Quando terminou esse período, já no final dos anos 90, tem uma retomada da capacidade do agronegócio de se desenvolver, agora não mais baseado naquela política de incentivos fiscais. Uma retomada no crescimento, em outro patamar, de uma forma muito mais vigorosa do agronegócio, muito associada ao crescimento da demanda chinesa por alimentos. Ou seja, passamos a assistir um novo ciclo de crescimento da industrialização da agricultura, da expansão da empresa capitalista no campo, que inclusive tem capacidade própria de financiamento.

Emilio Azevedo - E hoje, porque a violência no campo volta a fazer parte da rotina maranhense?

Marcelo Carneiro - É a pressão sobre o mercado de terras. Você tem a expansão da sojicultura nas regiões de cerrado, tem o crescimento dos plantios de eucalipto e, em menor medida, da lavoura canavieira. Mas, podia ser pior. A soja ela tem um limite natural porque ela precisa de chapada. Então, a soja tá na nossa área de cerrado. Onde tem babaçu, na região dos cocais, por exemplo, a soja não entra. Na região Tocantina tem a expansão do eucalipto, com a fábrica da Suzano lá de Imperatriz. Só que a Suzano comprou a área que a Vale tinha implantado, no início dos anos 90, com o projeto Celmar, uma área de mais ou menos 40 mil hectares de eucalipto. Então, esse impacto da implantação dessa unidade de produção de celulose sobre o mercado de terras, ocorreu já nos anos 1990. A questão é que a Suzano também possui outro empreendimento, no momento paralisado, de produção de celulose no estado do Piaui. A construção da base florestal para esse empreendimento é que está gerando parte importante desse conjunto de conflitos fundiários no leste maranhense, que estão sendo estudada pela equipe da professora Maristela Andrade.

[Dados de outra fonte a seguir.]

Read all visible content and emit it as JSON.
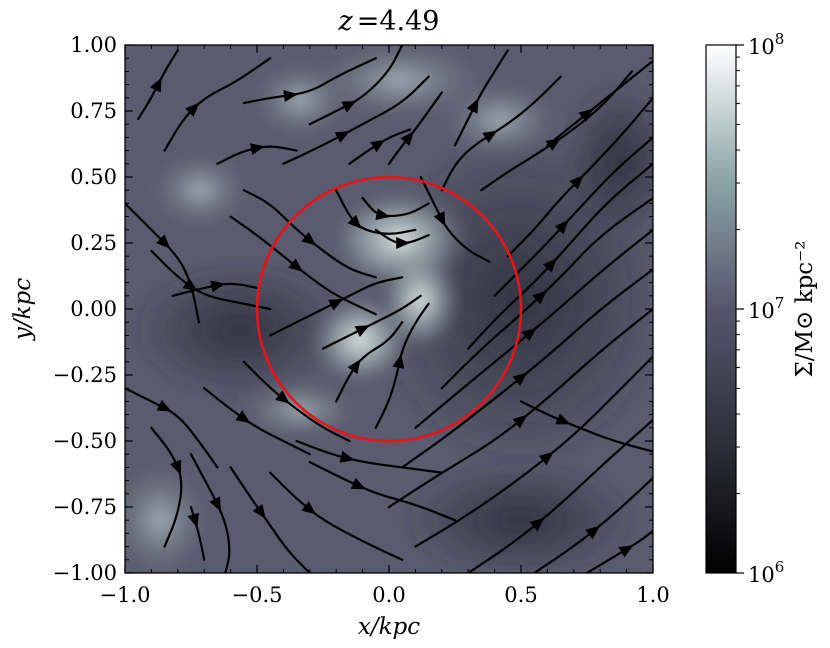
{
  "chart_data": {
    "type": "heatmap",
    "title": "z =4.49",
    "title_prefix": "z",
    "title_value": "=4.49",
    "xlabel": "x/kpc",
    "ylabel": "y/kpc",
    "xlim": [
      -1.0,
      1.0
    ],
    "ylim": [
      -1.0,
      1.0
    ],
    "xticks": [
      -1.0,
      -0.5,
      0.0,
      0.5,
      1.0
    ],
    "xtick_labels": [
      "−1.0",
      "−0.5",
      "0.0",
      "0.5",
      "1.0"
    ],
    "yticks": [
      1.0,
      0.75,
      0.5,
      0.25,
      0.0,
      -0.25,
      -0.5,
      -0.75,
      -1.0
    ],
    "ytick_labels": [
      "1.00",
      "0.75",
      "0.50",
      "0.25",
      "0.00",
      "−0.25",
      "−0.50",
      "−0.75",
      "−1.00"
    ],
    "colorbar": {
      "label": "Σ/M⊙ kpc⁻²",
      "scale": "log",
      "range": [
        1000000,
        100000000
      ],
      "tick_values": [
        100000000,
        10000000,
        1000000
      ],
      "tick_base": "10",
      "tick_exponents": [
        "8",
        "7",
        "6"
      ]
    },
    "circle": {
      "center": [
        0.0,
        0.0
      ],
      "radius": 0.5,
      "color": "#e8141b"
    },
    "colors": {
      "low": "#000000",
      "mid": "#4c4c60",
      "high": "#ffffff",
      "streamline": "#000000"
    },
    "streamlines": "overlay of black velocity-field streamlines with arrows"
  }
}
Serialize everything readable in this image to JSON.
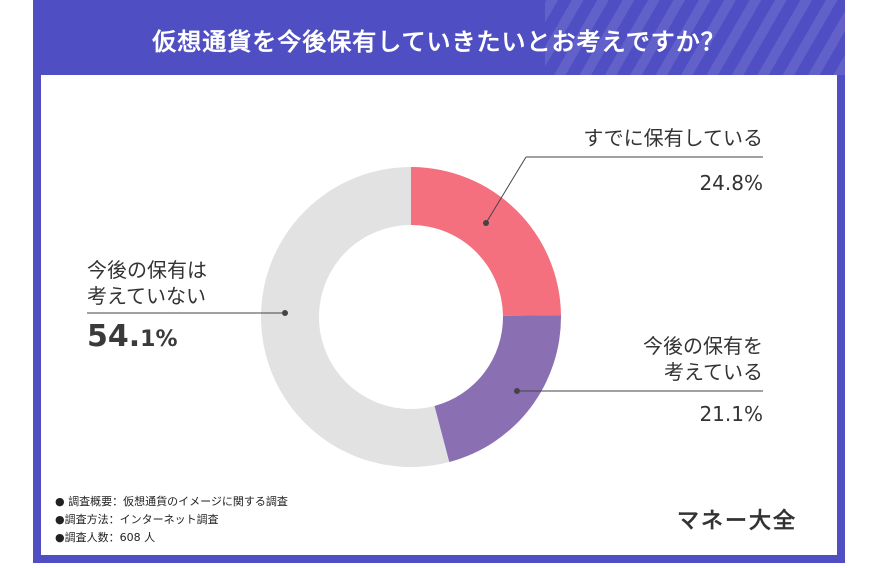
{
  "title": "仮想通貨を今後保有していきたいとお考えですか？",
  "chart_data": {
    "type": "pie",
    "slices": [
      {
        "label": "すでに保有している",
        "value": 24.8,
        "value_text": "24.8%",
        "color": "#f5707f"
      },
      {
        "label": "今後の保有を考えている",
        "value": 21.1,
        "value_text": "21.1%",
        "color": "#8a6fb2"
      },
      {
        "label": "今後の保有は考えていない",
        "value": 54.1,
        "value_text": "54.1%",
        "color": "#e2e2e2"
      }
    ]
  },
  "labels": {
    "owned_line1": "すでに保有している",
    "planned_line1": "今後の保有を",
    "planned_line2": "考えている",
    "not_line1": "今後の保有は",
    "not_line2": "考えていない",
    "not_value_int": "54.",
    "not_value_dec": "1%"
  },
  "notes": [
    "● 調査概要：仮想通貨のイメージに関する調査",
    "●調査方法：インターネット調査",
    "●調査人数：608 人"
  ],
  "brand": "マネー大全"
}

Porque eu digo que poderia ser pior? Porque a pecuária, que na Amazônia Legal, em Rondônia, Pará e Mato Grosso, é o principal vetor dos desmatamentos e dos conflitos agrários. Aqui no Maranhão ela não desenvolveu tanto, neste período, por conta principalmente da situação sanitária, pelo fato do estado não ser livre da febre aftosa, de forma que a carne que é produzida aqui, não pode ser exportada, se orienta majoritariamente para o mercado interno. Contudo, como está previsto, para esse ano, que essa barreira seja levantada. Na hora que esse embargo acabar, a tendência é que a expansão da atividade pecuária também venha pra cá.

Wagner Cabral - Tem uma pesquisa tua, Marcelo, que faz um levantamento dos últimos 20 anos da expansão da pecuária, conectada ao mercado externo. Quando você compara os dados do Maranhão, com os dos demais estados, como Rondônia, o Pará e outros, a taxa de crescimento do rebanho do Maranhão é expressivamente menor. Mas, se pode localizar, só nessa última década, um patamar de crescimento que é mais ou menos equivalente ao restante da Amazônia. Isso sem ainda a possibilidade da exportação, porque é uma produção que está sendo realizada no mercado interno. Com a possibilidade de exportação e o fim dessa barreira, a pressão vai aparecer já a partir dos próximos anos.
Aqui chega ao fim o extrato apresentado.